How do I store my meat to ensure it stays fresh?
Is there a meat processor nearby that can process and ship my meat?
Do I need to declare my harvest with the local government for transport?
What special considerations do I need to take for transporting non-meat items (antlers)?
Do I need to do anything special with the harvest tag?
Hopefully these tips will help you as you begin to plan your hunt. The more time you spend during the planning will result in the more time you have to sit back and enjoy your hunt.
Find the Right Guide / Outfitter
Although most hunts and locations do not require a non-resident to be paired with a hunting professional, using a quality guide or outfitter will almost certainly increase your odds of harvesting the trophy you are after. When looking for the right fit for you do not simply base your decision on price. Remember that like with most things you get what you pay for. Here are some additional points of consideration to calculate into your selection.
Reputation – With today’s easy access to digital information read up online using recommendations, reviews, Q&A blogs,
social media sites to help find a list of trusted and reputable businesses. Number of years in business can be a good
indicator of business value, but keep in mind that these businesses often change hands and what was great (or bad) a
decade ago might be totally different today.
When you’ve narrowed your selection down to a couple of options get on the phone and talk to them. Question their track
records, common issues that hunters experience, accommodations, physical needs and readiness, and much more.
Packages – Get a full understanding of what specifically your hunting package includes. We’ve heard a number of horror
stories over the years of elk hunters being dropped on the side of a mountain with a tent, food, and spot, but no idea how to
hunt elk and no guide. Or, the bear hunter that is given a boat and pointed in the direction of a bait station. In some
circumstances these types of hunts are perfect for the hunter who is ready to take them on, but if you come expecting one
thing and get another it can make for a tough and potentially painful experience.
Side Note: If you have never been to a hunting camp keep an open mind and be prepared for each camp to be unique.
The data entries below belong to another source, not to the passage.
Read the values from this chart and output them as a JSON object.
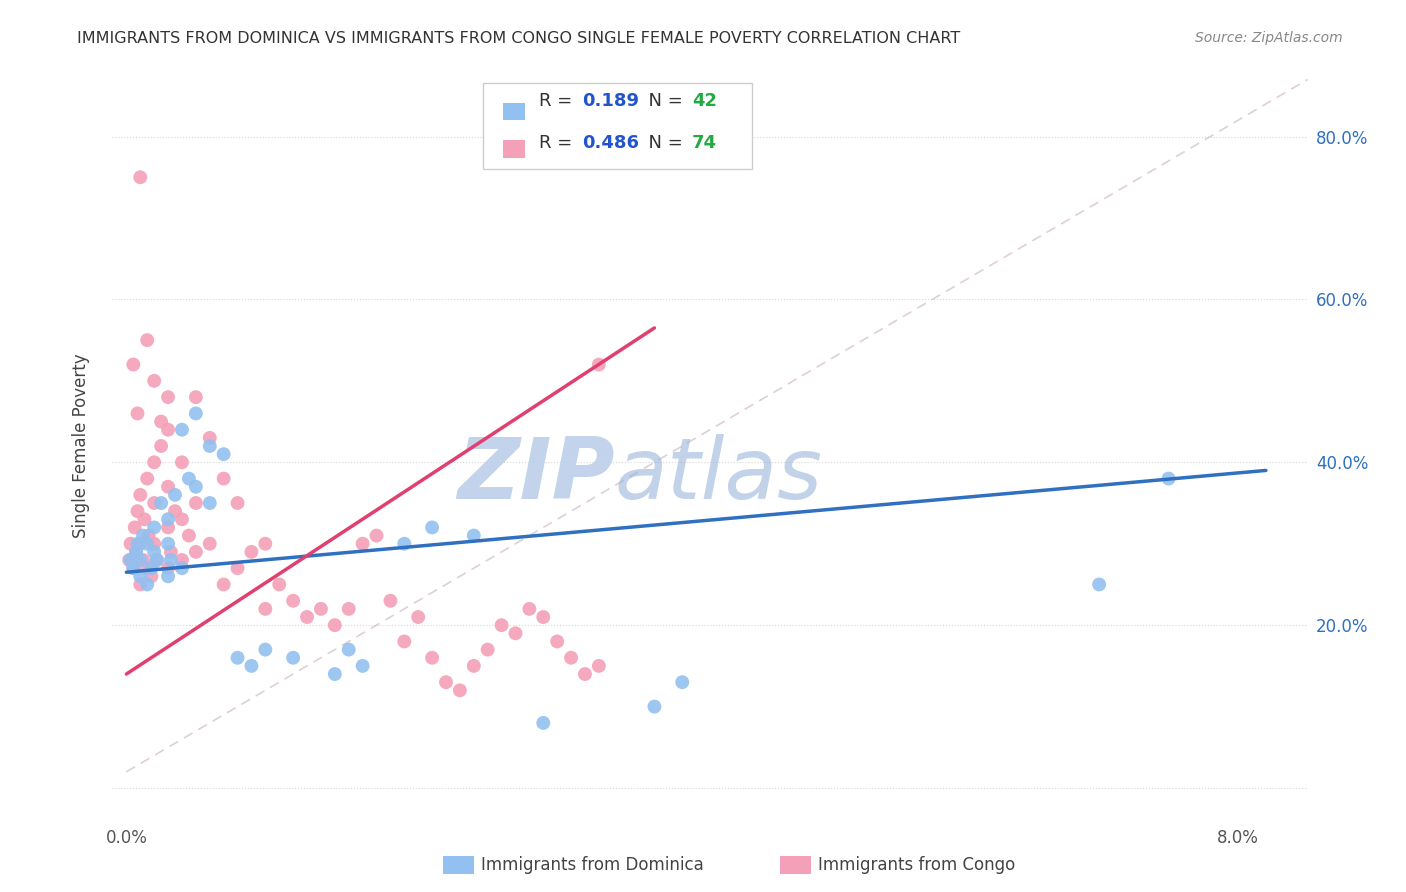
{
  "title": "IMMIGRANTS FROM DOMINICA VS IMMIGRANTS FROM CONGO SINGLE FEMALE POVERTY CORRELATION CHART",
  "source": "Source: ZipAtlas.com",
  "ylabel": "Single Female Poverty",
  "x_lim": [
    -0.001,
    0.085
  ],
  "y_lim": [
    -0.04,
    0.88
  ],
  "dominica_color": "#92c0f0",
  "congo_color": "#f4a0b8",
  "dominica_line_color": "#3070c0",
  "congo_line_color": "#e04070",
  "diag_line_color": "#d0a0b0",
  "dominica_R": "0.189",
  "dominica_N": "42",
  "congo_R": "0.486",
  "congo_N": "74",
  "legend_R_color": "#2255cc",
  "legend_N_color": "#22aa44",
  "watermark_zip_color": "#b8cce8",
  "watermark_atlas_color": "#90aed8",
  "dominica_points_x": [
    0.0003,
    0.0005,
    0.0007,
    0.0008,
    0.001,
    0.001,
    0.0012,
    0.0015,
    0.0015,
    0.0018,
    0.002,
    0.002,
    0.0022,
    0.0025,
    0.003,
    0.003,
    0.003,
    0.0032,
    0.0035,
    0.004,
    0.004,
    0.0045,
    0.005,
    0.005,
    0.006,
    0.006,
    0.007,
    0.008,
    0.009,
    0.01,
    0.012,
    0.015,
    0.016,
    0.017,
    0.02,
    0.022,
    0.025,
    0.03,
    0.038,
    0.04,
    0.07,
    0.075
  ],
  "dominica_points_y": [
    0.28,
    0.27,
    0.29,
    0.3,
    0.26,
    0.28,
    0.31,
    0.25,
    0.3,
    0.27,
    0.29,
    0.32,
    0.28,
    0.35,
    0.26,
    0.3,
    0.33,
    0.28,
    0.36,
    0.27,
    0.44,
    0.38,
    0.46,
    0.37,
    0.42,
    0.35,
    0.41,
    0.16,
    0.15,
    0.17,
    0.16,
    0.14,
    0.17,
    0.15,
    0.3,
    0.32,
    0.31,
    0.08,
    0.1,
    0.13,
    0.25,
    0.38
  ],
  "congo_points_x": [
    0.0002,
    0.0003,
    0.0005,
    0.0006,
    0.0007,
    0.0008,
    0.001,
    0.001,
    0.001,
    0.0012,
    0.0013,
    0.0015,
    0.0015,
    0.0016,
    0.0018,
    0.002,
    0.002,
    0.002,
    0.0022,
    0.0025,
    0.003,
    0.003,
    0.003,
    0.003,
    0.0032,
    0.0035,
    0.004,
    0.004,
    0.004,
    0.0045,
    0.005,
    0.005,
    0.005,
    0.006,
    0.006,
    0.007,
    0.007,
    0.008,
    0.008,
    0.009,
    0.01,
    0.01,
    0.011,
    0.012,
    0.013,
    0.014,
    0.015,
    0.016,
    0.017,
    0.018,
    0.019,
    0.02,
    0.021,
    0.022,
    0.023,
    0.024,
    0.025,
    0.026,
    0.027,
    0.028,
    0.029,
    0.03,
    0.031,
    0.032,
    0.033,
    0.034,
    0.0005,
    0.0008,
    0.001,
    0.0015,
    0.002,
    0.0025,
    0.003,
    0.034
  ],
  "congo_points_y": [
    0.28,
    0.3,
    0.27,
    0.32,
    0.29,
    0.34,
    0.25,
    0.3,
    0.36,
    0.28,
    0.33,
    0.27,
    0.38,
    0.31,
    0.26,
    0.3,
    0.35,
    0.4,
    0.28,
    0.42,
    0.27,
    0.32,
    0.37,
    0.44,
    0.29,
    0.34,
    0.28,
    0.33,
    0.4,
    0.31,
    0.29,
    0.35,
    0.48,
    0.3,
    0.43,
    0.25,
    0.38,
    0.27,
    0.35,
    0.29,
    0.3,
    0.22,
    0.25,
    0.23,
    0.21,
    0.22,
    0.2,
    0.22,
    0.3,
    0.31,
    0.23,
    0.18,
    0.21,
    0.16,
    0.13,
    0.12,
    0.15,
    0.17,
    0.2,
    0.19,
    0.22,
    0.21,
    0.18,
    0.16,
    0.14,
    0.15,
    0.52,
    0.46,
    0.75,
    0.55,
    0.5,
    0.45,
    0.48,
    0.52
  ]
}
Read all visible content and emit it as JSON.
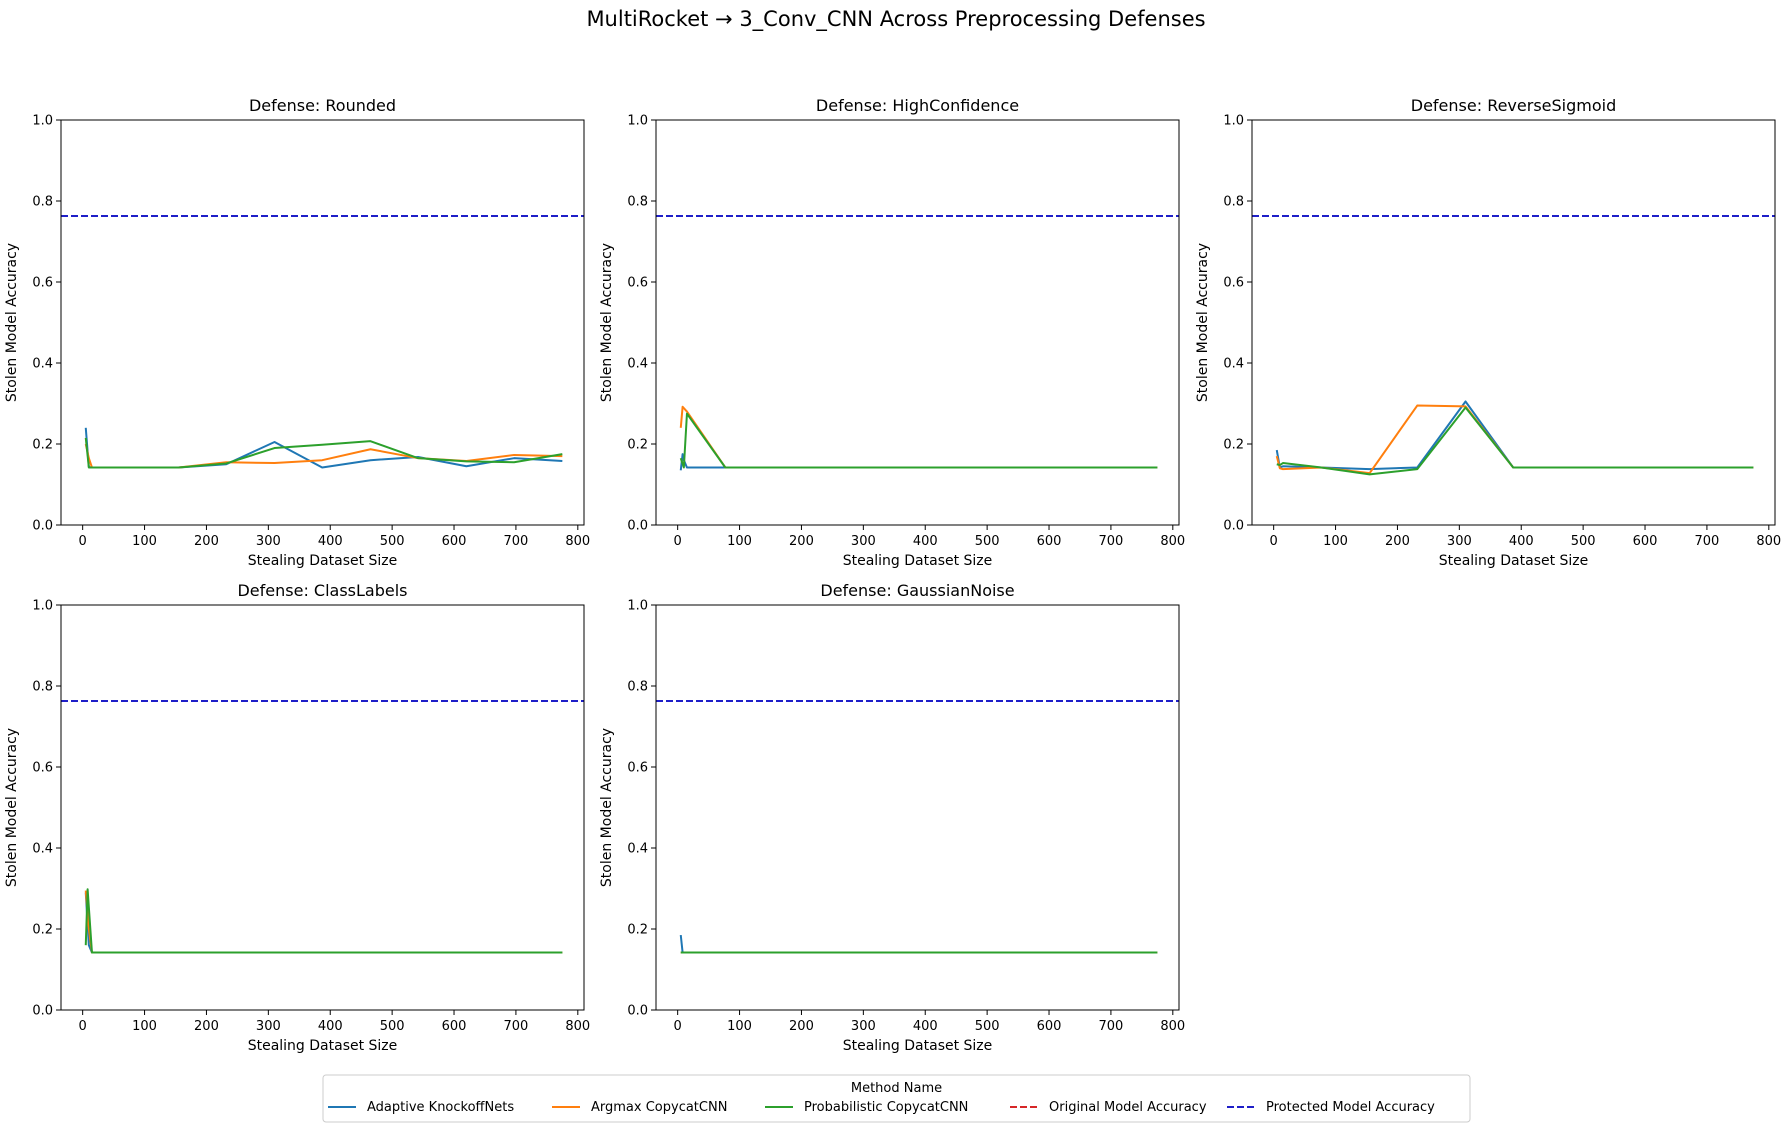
{
  "chart_data": {
    "type": "line",
    "title": "MultiRocket → 3_Conv_CNN Across Preprocessing Defenses",
    "xlabel": "Stealing Dataset Size",
    "ylabel": "Stolen Model Accuracy",
    "xlim": [
      -35,
      810
    ],
    "ylim": [
      0.0,
      1.0
    ],
    "xticks": [
      0,
      100,
      200,
      300,
      400,
      500,
      600,
      700,
      800
    ],
    "yticks": [
      0.0,
      0.2,
      0.4,
      0.6,
      0.8,
      1.0
    ],
    "xtick_labels": [
      "0",
      "100",
      "200",
      "300",
      "400",
      "500",
      "600",
      "700",
      "800"
    ],
    "ytick_labels": [
      "0.0",
      "0.2",
      "0.4",
      "0.6",
      "0.8",
      "1.0"
    ],
    "grid": false,
    "series_styles": [
      {
        "name": "Adaptive KnockoffNets",
        "color": "#1f77b4",
        "dash": "solid"
      },
      {
        "name": "Argmax CopycatCNN",
        "color": "#ff7f0e",
        "dash": "solid"
      },
      {
        "name": "Probabilistic CopycatCNN",
        "color": "#2ca02c",
        "dash": "solid"
      },
      {
        "name": "Original Model Accuracy",
        "color": "#d62728",
        "dash": "dashed"
      },
      {
        "name": "Protected Model Accuracy",
        "color": "#1f1fc8",
        "dash": "dashed"
      }
    ],
    "legend": {
      "title": "Method Name",
      "placement": "bottom-center",
      "entries": [
        "Adaptive KnockoffNets",
        "Argmax CopycatCNN",
        "Probabilistic CopycatCNN",
        "Original Model Accuracy",
        "Protected Model Accuracy"
      ]
    },
    "panels": [
      {
        "title": "Defense: Rounded",
        "protected_accuracy": 0.763,
        "series": [
          {
            "name": "Adaptive KnockoffNets",
            "x": [
              5,
              10,
              15,
              77,
              155,
              232,
              310,
              387,
              465,
              542,
              620,
              697,
              775
            ],
            "y": [
              0.24,
              0.143,
              0.142,
              0.142,
              0.142,
              0.15,
              0.205,
              0.142,
              0.16,
              0.168,
              0.145,
              0.165,
              0.158
            ]
          },
          {
            "name": "Argmax CopycatCNN",
            "x": [
              5,
              10,
              15,
              77,
              155,
              232,
              310,
              387,
              465,
              542,
              620,
              697,
              775
            ],
            "y": [
              0.2,
              0.165,
              0.142,
              0.142,
              0.142,
              0.155,
              0.153,
              0.16,
              0.187,
              0.165,
              0.158,
              0.173,
              0.17
            ]
          },
          {
            "name": "Probabilistic CopycatCNN",
            "x": [
              5,
              10,
              15,
              77,
              155,
              232,
              310,
              387,
              465,
              542,
              620,
              697,
              775
            ],
            "y": [
              0.215,
              0.142,
              0.142,
              0.142,
              0.142,
              0.152,
              0.19,
              0.198,
              0.207,
              0.165,
              0.157,
              0.155,
              0.175
            ]
          }
        ]
      },
      {
        "title": "Defense: HighConfidence",
        "protected_accuracy": 0.763,
        "series": [
          {
            "name": "Adaptive KnockoffNets",
            "x": [
              5,
              8,
              10,
              15,
              77,
              155,
              232,
              310,
              387,
              465,
              542,
              620,
              697,
              775
            ],
            "y": [
              0.135,
              0.175,
              0.16,
              0.142,
              0.142,
              0.142,
              0.142,
              0.142,
              0.142,
              0.142,
              0.142,
              0.142,
              0.142,
              0.142
            ]
          },
          {
            "name": "Argmax CopycatCNN",
            "x": [
              5,
              8,
              15,
              77,
              155,
              232,
              310,
              387,
              465,
              542,
              620,
              697,
              775
            ],
            "y": [
              0.24,
              0.292,
              0.28,
              0.142,
              0.142,
              0.142,
              0.142,
              0.142,
              0.142,
              0.142,
              0.142,
              0.142,
              0.142
            ]
          },
          {
            "name": "Probabilistic CopycatCNN",
            "x": [
              5,
              10,
              15,
              77,
              155,
              232,
              310,
              387,
              465,
              542,
              620,
              697,
              775
            ],
            "y": [
              0.165,
              0.142,
              0.275,
              0.142,
              0.142,
              0.142,
              0.142,
              0.142,
              0.142,
              0.142,
              0.142,
              0.142,
              0.142
            ]
          }
        ]
      },
      {
        "title": "Defense: ReverseSigmoid",
        "protected_accuracy": 0.763,
        "series": [
          {
            "name": "Adaptive KnockoffNets",
            "x": [
              5,
              10,
              15,
              77,
              155,
              232,
              310,
              387,
              465,
              542,
              620,
              697,
              775
            ],
            "y": [
              0.185,
              0.142,
              0.145,
              0.142,
              0.138,
              0.142,
              0.305,
              0.142,
              0.142,
              0.142,
              0.142,
              0.142,
              0.142
            ]
          },
          {
            "name": "Argmax CopycatCNN",
            "x": [
              5,
              10,
              15,
              77,
              155,
              232,
              310,
              387,
              465,
              542,
              620,
              697,
              775
            ],
            "y": [
              0.17,
              0.14,
              0.138,
              0.142,
              0.128,
              0.295,
              0.293,
              0.142,
              0.142,
              0.142,
              0.142,
              0.142,
              0.142
            ]
          },
          {
            "name": "Probabilistic CopycatCNN",
            "x": [
              5,
              10,
              15,
              77,
              155,
              232,
              310,
              387,
              465,
              542,
              620,
              697,
              775
            ],
            "y": [
              0.15,
              0.148,
              0.153,
              0.142,
              0.125,
              0.138,
              0.29,
              0.142,
              0.142,
              0.142,
              0.142,
              0.142,
              0.142
            ]
          }
        ]
      },
      {
        "title": "Defense: ClassLabels",
        "protected_accuracy": 0.763,
        "series": [
          {
            "name": "Adaptive KnockoffNets",
            "x": [
              5,
              10,
              15,
              77,
              155,
              232,
              310,
              387,
              465,
              542,
              620,
              697,
              775
            ],
            "y": [
              0.29,
              0.16,
              0.142,
              0.142,
              0.142,
              0.142,
              0.142,
              0.142,
              0.142,
              0.142,
              0.142,
              0.142,
              0.142
            ]
          },
          {
            "name": "Argmax CopycatCNN",
            "x": [
              5,
              10,
              15,
              77,
              155,
              232,
              310,
              387,
              465,
              542,
              620,
              697,
              775
            ],
            "y": [
              0.295,
              0.2,
              0.142,
              0.142,
              0.142,
              0.142,
              0.142,
              0.142,
              0.142,
              0.142,
              0.142,
              0.142,
              0.142
            ]
          },
          {
            "name": "Probabilistic CopycatCNN",
            "x": [
              5,
              8,
              15,
              77,
              155,
              232,
              310,
              387,
              465,
              542,
              620,
              697,
              775
            ],
            "y": [
              0.16,
              0.298,
              0.142,
              0.142,
              0.142,
              0.142,
              0.142,
              0.142,
              0.142,
              0.142,
              0.142,
              0.142,
              0.142
            ]
          }
        ]
      },
      {
        "title": "Defense: GaussianNoise",
        "protected_accuracy": 0.763,
        "series": [
          {
            "name": "Adaptive KnockoffNets",
            "x": [
              5,
              8,
              15,
              77,
              155,
              232,
              310,
              387,
              465,
              542,
              620,
              697,
              775
            ],
            "y": [
              0.185,
              0.142,
              0.142,
              0.142,
              0.142,
              0.142,
              0.142,
              0.142,
              0.142,
              0.142,
              0.142,
              0.142,
              0.142
            ]
          },
          {
            "name": "Argmax CopycatCNN",
            "x": [
              5,
              10,
              15,
              77,
              155,
              232,
              310,
              387,
              465,
              542,
              620,
              697,
              775
            ],
            "y": [
              0.142,
              0.142,
              0.142,
              0.142,
              0.142,
              0.142,
              0.142,
              0.142,
              0.142,
              0.142,
              0.142,
              0.142,
              0.142
            ]
          },
          {
            "name": "Probabilistic CopycatCNN",
            "x": [
              5,
              10,
              15,
              77,
              155,
              232,
              310,
              387,
              465,
              542,
              620,
              697,
              775
            ],
            "y": [
              0.142,
              0.142,
              0.142,
              0.142,
              0.142,
              0.142,
              0.142,
              0.142,
              0.142,
              0.142,
              0.142,
              0.142,
              0.142
            ]
          }
        ]
      }
    ]
  }
}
The quality of camp life can drastically vary from outfitter to outfitter and if you have specific comfort needs make sure these are clearly discussed with the outfitter prior to showing up at camp.
Do Your Homework
After you identified what you will be hunting, and where, the real work begins. It is extremely important that you spend the time upfront understanding all of the various points of your hunt. Begin by gaining a full understanding of the local and federal laws. During this review of the regulations take notes.
When can I hunt this game animal in this area (seasons, hours, etc.)?
What are the local laws for accessing hunting land?
What are the clothing requirements (blaze orange, etc.) for this area?
What are the licensing requirements (preference points, tags, etc.) for this area?
What are the firearm requirements (archery only, rifle, etc.) for this area?
What are the requirements for managing my kill following the harvest (registration)?
In addition to understanding the regulatory laws, start to get to know the land. Spend time looking at topographical maps and get a feel for the terrain you will be hunting in. Additionally, spend time understanding common weather trends for the time in which you are hunting that specific location.